Dün gibi hatırlarım ilk defa Belediye meclis toplantısına katıldığım günü. Tıfıl bir basın mensubuydum ve 1980’li yılların da başıydı. Arkadaşlarım yakından bilir. Rahmetli Nihat Kitapçı’nın belediye başkanlığı döneminde ilk defa izlediğim o meclis toplantısı başta olmak üzere izlediğim her meclis toplantısıyla ilgili çok haberim, çok hatıram vardır. Belki de ilk defa Mehmet Sekmen’in döneminde bir meclis toplantısına katıldım ve eskileri hatırladım.

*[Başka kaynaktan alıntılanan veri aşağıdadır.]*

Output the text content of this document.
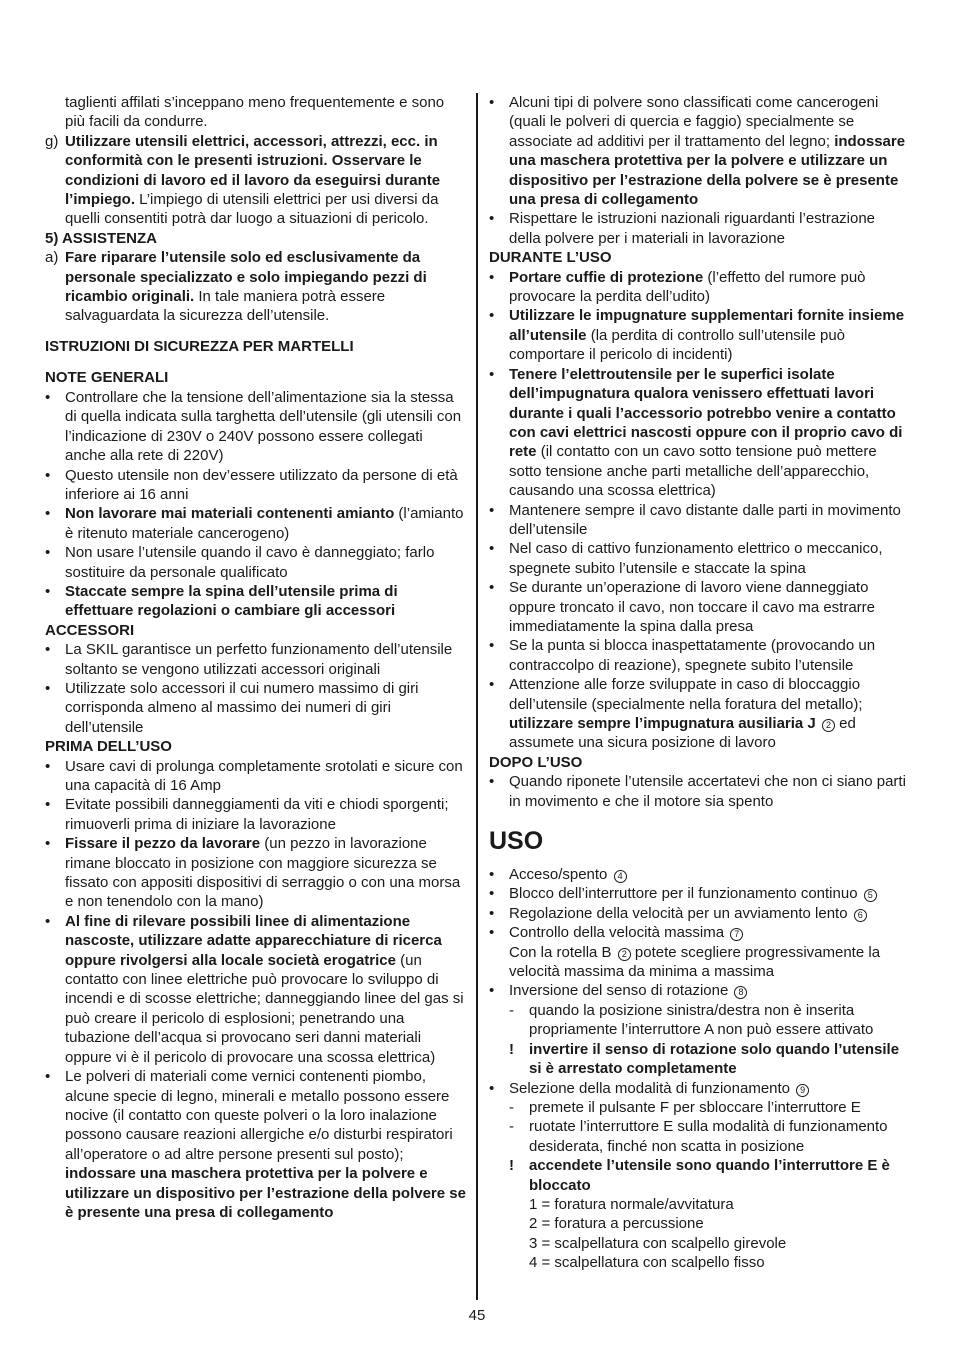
taglienti affilati s’inceppano meno frequentemente e sono più facili da condurre.

g) Utilizzare utensili elettrici, accessori, attrezzi, ecc. in conformità con le presenti istruzioni. Osservare le condizioni di lavoro ed il lavoro da eseguirsi durante l’impiego. L’impiego di utensili elettrici per usi diversi da quelli consentiti potrà dar luogo a situazioni di pericolo.

5) ASSISTENZA

a) Fare riparare l’utensile solo ed esclusivamente da personale specializzato e solo impiegando pezzi di ricambio originali. In tale maniera potrà essere salvaguardata la sicurezza dell’utensile.

ISTRUZIONI DI SICUREZZA PER MARTELLI

NOTE GENERALI

• Controllare che la tensione dell’alimentazione sia la stessa di quella indicata sulla targhetta dell’utensile (gli utensili con l’indicazione di 230V o 240V possono essere collegati anche alla rete di 220V)
• Questo utensile non dev’essere utilizzato da persone di età inferiore ai 16 anni
• Non lavorare mai materiali contenenti amianto (l’amianto è ritenuto materiale cancerogeno)
• Non usare l’utensile quando il cavo è danneggiato; farlo sostituire da personale qualificato
• Staccate sempre la spina dell’utensile prima di effettuare regolazioni o cambiare gli accessori

ACCESSORI

• La SKIL garantisce un perfetto funzionamento dell’utensile soltanto se vengono utilizzati accessori originali
• Utilizzate solo accessori il cui numero massimo di giri corrisponda almeno al massimo dei numeri di giri dell’utensile

PRIMA DELL’USO

• Usare cavi di prolunga completamente srotolati e sicure con una capacità di 16 Amp
• Evitate possibili danneggiamenti da viti e chiodi sporgenti; rimuoverli prima di iniziare la lavorazione
• Fissare il pezzo da lavorare (un pezzo in lavorazione rimane bloccato in posizione con maggiore sicurezza se fissato con appositi dispositivi di serraggio o con una morsa e non tenendolo con la mano)
• Al fine di rilevare possibili linee di alimentazione nascoste, utilizzare adatte apparecchiature di ricerca oppure rivolgersi alla locale società erogatrice (un contatto con linee elettriche può provocare lo sviluppo di incendi e di scosse elettriche; danneggiando linee del gas si può creare il pericolo di esplosioni; penetrando una tubazione dell’acqua si provocano seri danni materiali oppure vi è il pericolo di provocare una scossa elettrica)
• Le polveri di materiali come vernici contenenti piombo, alcune specie di legno, minerali e metallo possono essere nocive (il contatto con queste polveri o la loro inalazione possono causare reazioni allergiche e/o disturbi respiratori all’operatore o ad altre persone presenti sul posto); indossare una maschera protettiva per la polvere e utilizzare un dispositivo per l’estrazione della polvere se è presente una presa di collegamento
• Alcuni tipi di polvere sono classificati come cancerogeni (quali le polveri di quercia e faggio) specialmente se associate ad additivi per il trattamento del legno; indossare una maschera protettiva per la polvere e utilizzare un dispositivo per l’estrazione della polvere se è presente una presa di collegamento
• Rispettare le istruzioni nazionali riguardanti l’estrazione della polvere per i materiali in lavorazione

DURANTE L’USO

• Portare cuffie di protezione (l’effetto del rumore può provocare la perdita dell’udito)
• Utilizzare le impugnature supplementari fornite insieme all’utensile (la perdita di controllo sull’utensile può comportare il pericolo di incidenti)
• Tenere l’elettroutensile per le superfici isolate dell’impugnatura qualora venissero effettuati lavori durante i quali l’accessorio potrebbo venire a contatto con cavi elettrici nascosti oppure con il proprio cavo di rete (il contatto con un cavo sotto tensione può mettere sotto tensione anche parti metalliche dell’apparecchio, causando una scossa elettrica)
• Mantenere sempre il cavo distante dalle parti in movimento dell’utensile
• Nel caso di cattivo funzionamento elettrico o meccanico, spegnete subito l’utensile e staccate la spina
• Se durante un’operazione di lavoro viene danneggiato oppure troncato il cavo, non toccare il cavo ma estrarre immediatamente la spina dalla presa
• Se la punta si blocca inaspettatamente (provocando un contraccolpo di reazione), spegnete subito l’utensile
• Attenzione alle forze sviluppate in caso di bloccaggio dell’utensile (specialmente nella foratura del metallo); utilizzare sempre l’impugnatura ausiliaria J 2 ed assumete una sicura posizione di lavoro

DOPO L’USO

• Quando riponete l’utensile accertatevi che non ci siano parti in movimento e che il motore sia spento

USO

• Acceso/spento 4
• Blocco dell’interruttore per il funzionamento continuo 5
• Regolazione della velocità per un avviamento lento 6
• Controllo della velocità massima 7

Con la rotella B 2 potete scegliere progressivamente la velocità massima da minima a massima

• Inversione del senso di rotazione 8
- quando la posizione sinistra/destra non è inserita propriamente l’interruttore A non può essere attivato
! invertire il senso di rotazione solo quando l’utensile si è arrestato completamente
• Selezione della modalità di funzionamento 9
- premete il pulsante F per sbloccare l’interruttore E
- ruotate l’interruttore E sulla modalità di funzionamento desiderata, finché non scatta in posizione
! accendete l’utensile sono quando l’interruttore E è bloccato

1 = foratura normale/avvitatura

2 = foratura a percussione

3 = scalpellatura con scalpello girevole

4 = scalpellatura con scalpello fisso

45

Ankara’da ki Erzurum Günleri sebebiyle Sekmen yoktu, meclise kadrolu vekili sevgili Eyüp Tavlaşoğlu başkanlık ediyordu. Her ne kadar izlemesi için basına ayrılan bölüm kötü olsa da salon ve toplantı ortamını çok değişmiş, gelişmiş gördüm. Gündem maddelerinin ekrana yansıtılması ve üyelerin bu ekrandan gündemi takip etmeleri çok ‘klas iş’ olmuş. Koltuklar o biçim, masalar on numara beş yıldız. Çay bardaklarının biri boşaldığında diğeri geliyor. Toplantı için bundan daha iyi bir ortam olamaz. Ancak. Dakika bir, gol bir! Önemli bir gündem görüşülüyor, özellikle arka sıralardaki meclis üyeleri habire birbirleriyle sohbette. Gündem maddesinden çok bu benim dikkatimi çekiyor ve onca ‘şamata’ya bir türlü aklım ermiyor. Acaba Sekmen başkanlık etse aynı muhabbetler olacak mı diye düşünmüyor değilim. Ve Eyüp Tavlaşoğlu, önündeki mikrofonu açıyor, o şamatacı üyeleri ikaz ediyor: Arkadaşlar lütfen sessiz olalım. Burada önemli konular konuşuluyor. Eğer sohbetinize devam edecekseniz lütfen dışarıya çıkın, orada edin. Ve anlıyorum ki salonlar değişiyor ama kafalar asla değişmiyor. Bir çocuk gibi azarlanan bazı meclis üyeleri ya susuyor, ya da dışarı çıkıyor! Katıldığım ilk toplantıda Dadaşkent’te tadilata uğrayan o imar maddesi değil, bozulan o üyeler bende iz bırakarak oradan ayrılıyorum.
--
Yönettiğin yerde oturmayacaksın!
Dadaşkent’te otururken o zaman şimdiki AK Parti Aziziye İlçe Başkanı Ensar Coşkun da Belediye Başkanıydı. Başkan Coşkun’un evi Yenişehir’deydi ve zaman zaman ona ‘’Sen Dadaşkent’i sevmiyorsun. Sevsen sen de Dadaşkent’te otururdun’’ der, şaka yollu takılırdım. Gerçi gülerdi falan ama bilirdim, bozulurdu da. Gerçi ben halen daha aynı kanaatteyim. Bir belediye başkanı idare ettiği bölgede oturmalı. Ama benimle aynı düşüncede olmayan biri var. O da Palandöken Belediye Başkanı Orhan Bulutlar. Önceki gün Yıldızkent’te yeni yaptırılan parkta görüştüğüm Bulutlar, aksi düşünce içerisinde. Bulutlar şöyle diyor: Bence bir belediye başkanı idare ettiği bölgede oturmasa iyi olur. Mesela benim ev belediyeme 100 metre uzaklıkta. Benimle görüşmek isteyenler belediyeye değil de eve gelmeyi, burada görüşmeyi tercih ediyor. Bu durumdan son derece rahatsız oluyorum. Keşke evim başka yerde olsaydı diyorum. Evim başka yerde olsa öyle bir şey olmayacak, hizmet de aksamayacak. Bulutlar ile görüşmemde iddialı bir şey daha söyledi, paylaşayım istiyorum. Doğu’da en fazla park yapan belediyenin kendileri olduğunu söyleyen Bulutlar’a göre ne kadar park yaparsan o park civarındaki evlerin fiyatları yüzde 30 artıyor!
--
Erzurum’un Bolu maçı gösterdi ki:
-Şu ana kadar alınan tek o Balıkesir galibiyeti tesadüftü ve aynı şartlarda Erzurum’un bir daha galip gelmesi mümkün müdür, sizi bilmem ama, bence değil!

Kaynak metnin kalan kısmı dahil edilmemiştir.